People who live in glass houses…

Jitsuwa Taiho December
The sad story of the demise of “WaiWai,” which made the news last summer, is by almost anyone’s judgment already a bit stale. But the December issue of Jitsuwa Taiho has just hit the stands, and there on page 186 is an unattributed article titled “Japanese are infuriated at sex in Japan as seen by foreigners!”

The story goes on to list and condemn some of the outrageous and “fabricated” stories on sex in Japan that were translated into English and sent “all over the world” via the Internet.

Midway down on the list of 18 articles deemed particularly offensive by the writer was this item: “Nihon no shufu wa minna, kogai no koin shawaa de baishun shite iru” (All Japanese housewives engage in prostitution in suburban coin-operated showers).

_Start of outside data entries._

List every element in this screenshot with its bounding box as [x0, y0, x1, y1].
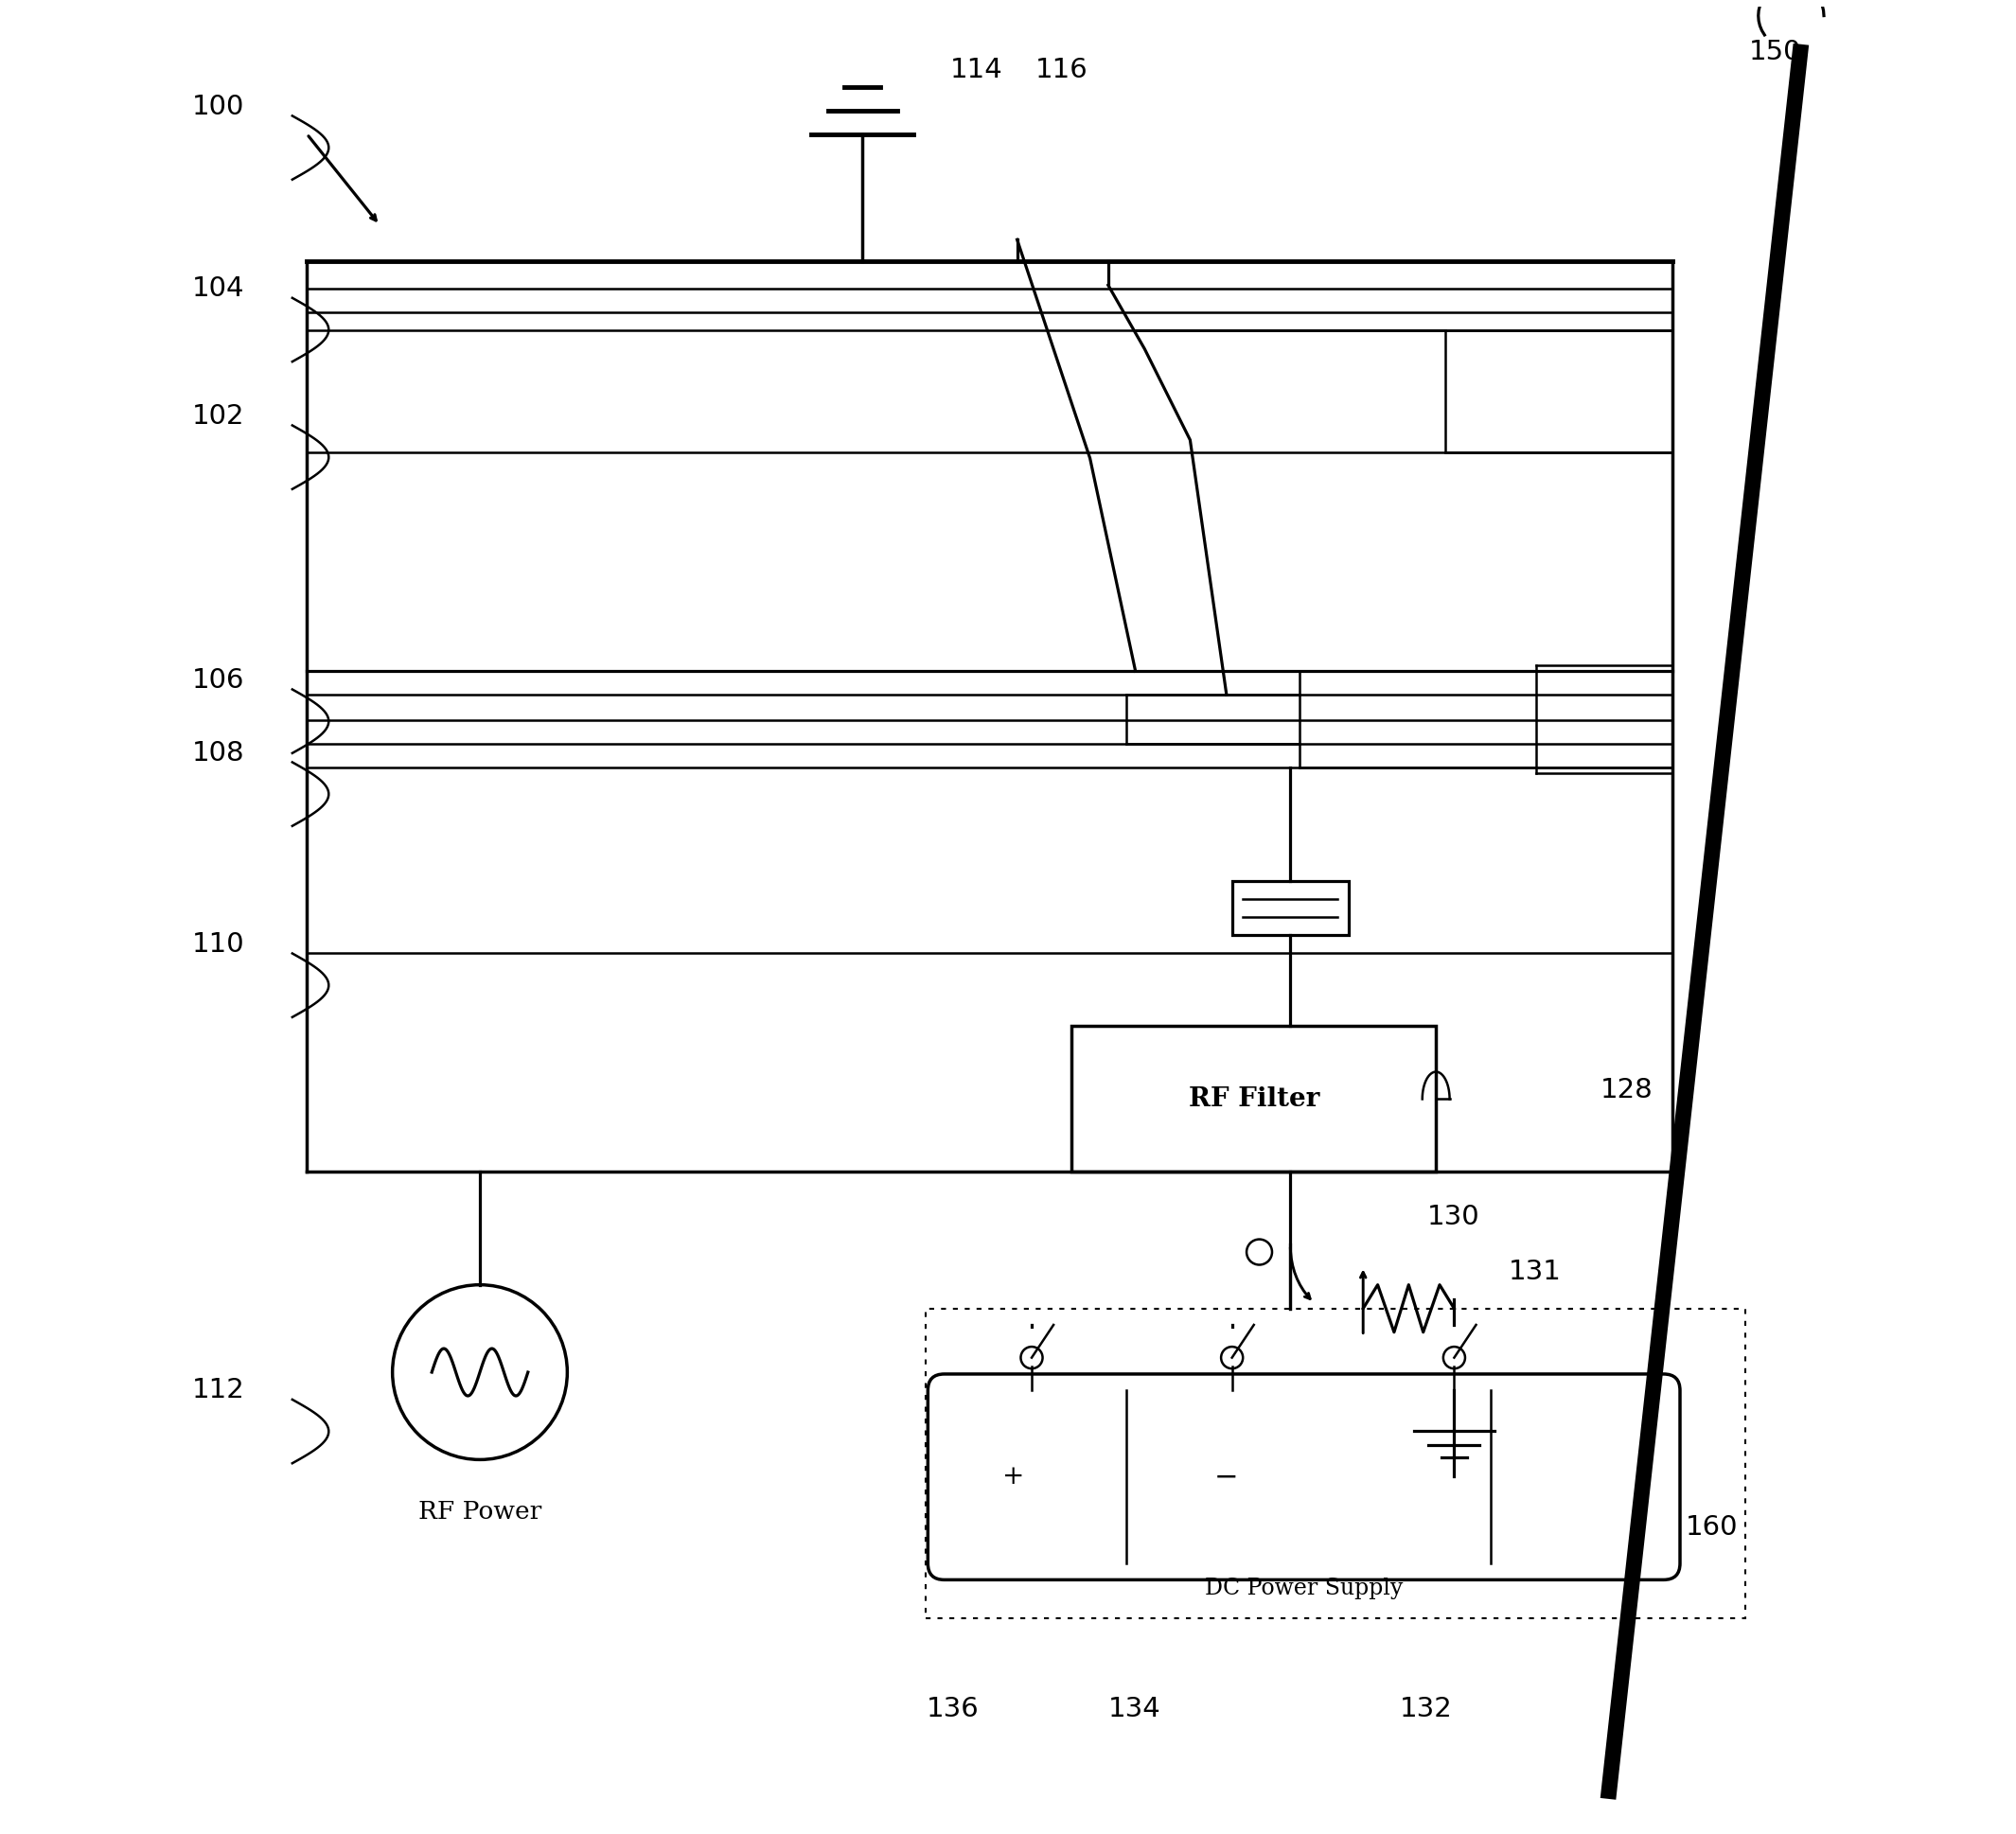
Text: RF Filter: RF Filter — [1187, 1086, 1318, 1111]
Text: 108: 108 — [192, 739, 244, 767]
Bar — [1073, 1027, 1435, 1172]
Text: 114: 114 — [950, 57, 1002, 84]
Text: 130: 130 — [1427, 1205, 1480, 1231]
Text: 131: 131 — [1508, 1258, 1562, 1286]
Text: 110: 110 — [192, 932, 244, 957]
Text: 150: 150 — [1750, 39, 1802, 66]
Text: −: − — [1214, 1462, 1238, 1491]
Text: 136: 136 — [925, 1696, 980, 1722]
Text: 102: 102 — [192, 403, 244, 429]
Text: 160: 160 — [1685, 1513, 1738, 1541]
Bar — [1232, 880, 1349, 935]
Text: 100: 100 — [192, 94, 244, 119]
Text: 104: 104 — [192, 275, 244, 303]
Text: 116: 116 — [1036, 57, 1089, 84]
Text: 134: 134 — [1109, 1696, 1161, 1722]
Text: RF Power: RF Power — [417, 1500, 542, 1524]
Text: 106: 106 — [192, 668, 244, 693]
Text: +: + — [1002, 1464, 1024, 1489]
Text: 132: 132 — [1399, 1696, 1452, 1722]
Text: 112: 112 — [192, 1377, 244, 1403]
Text: DC Power Supply: DC Power Supply — [1206, 1577, 1403, 1599]
Text: 128: 128 — [1601, 1077, 1653, 1104]
FancyBboxPatch shape — [927, 1374, 1679, 1579]
Bar — [925, 1308, 1746, 1618]
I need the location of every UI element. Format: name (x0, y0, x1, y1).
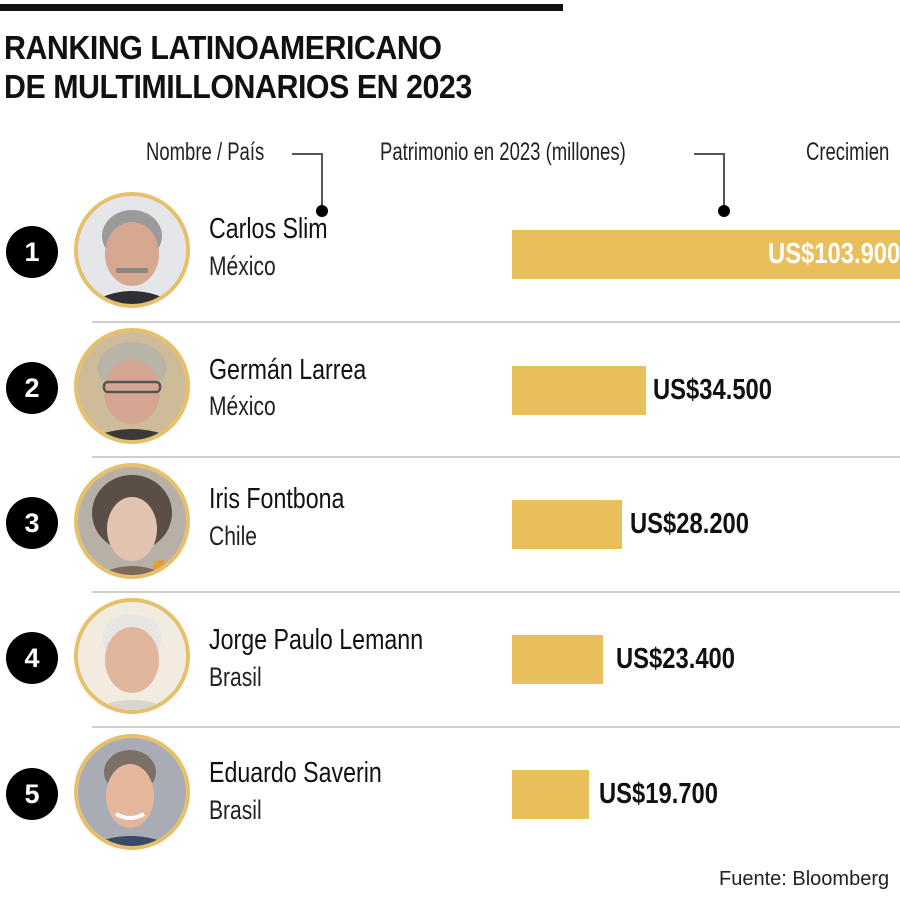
ranking-row-4: 4 Jorge Paulo Lemann Brasil US$23.400 (0, 592, 900, 727)
header-growth: Crecimien (806, 138, 890, 166)
rank-badge: 5 (6, 768, 58, 820)
rank-badge: 2 (6, 362, 58, 414)
title-line-2: DE MULTIMILLONARIOS EN 2023 (4, 68, 472, 105)
row-divider (92, 591, 900, 593)
person-photo-icon (78, 602, 186, 710)
rank-badge: 4 (6, 632, 58, 684)
person-country: Brasil (209, 795, 262, 825)
net-worth-bar (512, 635, 603, 684)
person-country: México (209, 391, 276, 421)
person-photo-icon (78, 467, 186, 575)
portrait-jorge-paulo-lemann (74, 598, 190, 714)
top-rule (0, 4, 563, 11)
person-name: Jorge Paulo Lemann (209, 624, 424, 656)
leader-dot-net-worth (718, 205, 730, 217)
chart-title: RANKING LATINOAMERICANO DE MULTIMILLONAR… (4, 28, 472, 106)
person-country: Brasil (209, 662, 262, 692)
net-worth-value: US$103.900 (767, 238, 900, 270)
ranking-row-5: 5 Eduardo Saverin Brasil US$19.700 (0, 727, 900, 862)
title-line-1: RANKING LATINOAMERICANO (4, 29, 442, 66)
row-divider (92, 726, 900, 728)
person-name: Germán Larrea (209, 354, 367, 386)
net-worth-value: US$28.200 (630, 508, 750, 540)
ranking-row-1: 1 Carlos Slim México US$103.900 (0, 185, 900, 320)
net-worth-bar (512, 366, 646, 415)
leader-dot-name (316, 205, 328, 217)
source-note: Fuente: Bloomberg (719, 868, 890, 890)
ranking-row-2: 2 Germán Larrea México US$34.500 (0, 322, 900, 457)
net-worth-value: US$34.500 (653, 374, 773, 406)
row-divider (92, 321, 900, 323)
rank-badge: 1 (6, 226, 58, 278)
portrait-carlos-slim (74, 192, 190, 308)
header-name-country: Nombre / País (146, 138, 265, 166)
person-country: Chile (209, 521, 257, 551)
header-net-worth: Patrimonio en 2023 (millones) (380, 138, 626, 166)
portrait-iris-fontbona (74, 463, 190, 579)
person-photo-icon (78, 738, 186, 846)
person-photo-icon (78, 196, 186, 304)
leader-line-net-worth-vertical (723, 153, 725, 209)
person-name: Iris Fontbona (209, 483, 345, 515)
row-divider (92, 456, 900, 458)
net-worth-bar: US$103.900 (512, 230, 900, 279)
portrait-german-larrea (74, 328, 190, 444)
rank-badge: 3 (6, 497, 58, 549)
person-photo-icon (78, 332, 186, 440)
net-worth-value: US$23.400 (616, 643, 736, 675)
person-name: Eduardo Saverin (209, 757, 382, 789)
leader-line-name (292, 153, 323, 155)
ranking-row-3: 3 Iris Fontbona Chile US$28.200 (0, 457, 900, 592)
person-country: México (209, 251, 276, 281)
portrait-eduardo-saverin (74, 734, 190, 850)
net-worth-bar (512, 770, 589, 819)
net-worth-bar (512, 500, 622, 549)
leader-line-net-worth (694, 153, 725, 155)
person-name: Carlos Slim (209, 213, 328, 245)
net-worth-value: US$19.700 (599, 778, 719, 810)
leader-line-name-vertical (321, 153, 323, 209)
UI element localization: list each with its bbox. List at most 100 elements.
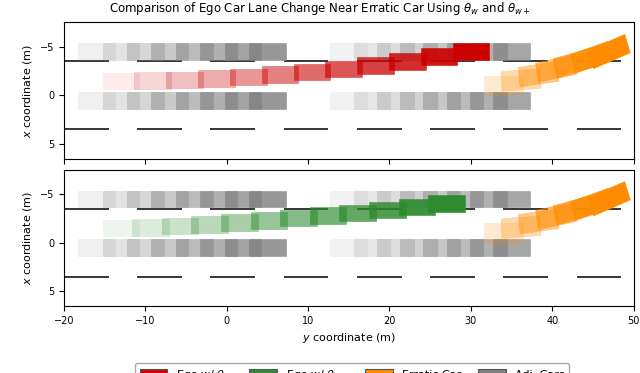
Bar [78,239,115,256]
Bar [588,34,630,69]
Bar [162,218,198,234]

And the source of Jitsuwa Taiho’s self-righteous indignation? Why, none other than Jitsuwa Taiho itself. More specifically, its April 2008 issue, pages 84-85. And what did that piece have to say about the commercial activities of ALL the housewives in suburban Japan? Well, would you believe ONE housewife? The policy of conscientious fact-checking — even regarding articles appearing in one’s own publication — seems to have flown south for the duration.

Article in April '08 Jitsuwa Taiho about a housewife who engages in prostitution
This is by no means an isolated instance of the pot calling the kettle black, as several other magazines — Shukan Post is one that immediately comes to mind — also lambasted “WaiWai” for running summary translations of the same kind of risque stories that they feature week after week. But this time someone ought to take the trouble to give Mr. Hiroshi Shimizu, the editor of Jitsuwa Taiho, a tap on the shoulder, and remind him about the Japanese saying that goes “Waga kuso kusaku nai” (My own excrement doesn’t stink).

Source: “Japanese are infuriated at sex in Japan as seen by foreigners!” Jitsuwa Taiho (Dec. 2008, page 186)

Note: Brief extracts from Japanese vernacular media in the public domain that appear here were translated and summarized under the principle of “fair use.” Every effort has been made to ensure accuracy of the translations. However, we are not responsible for the veracity of their contents. The activities of individuals described herein should not be construed as “typical” behavior of Japanese people nor reflect the intention to portray the country in a negative manner. Our sole aim is to provide examples of various types of reading matter enjoyed by Japanese.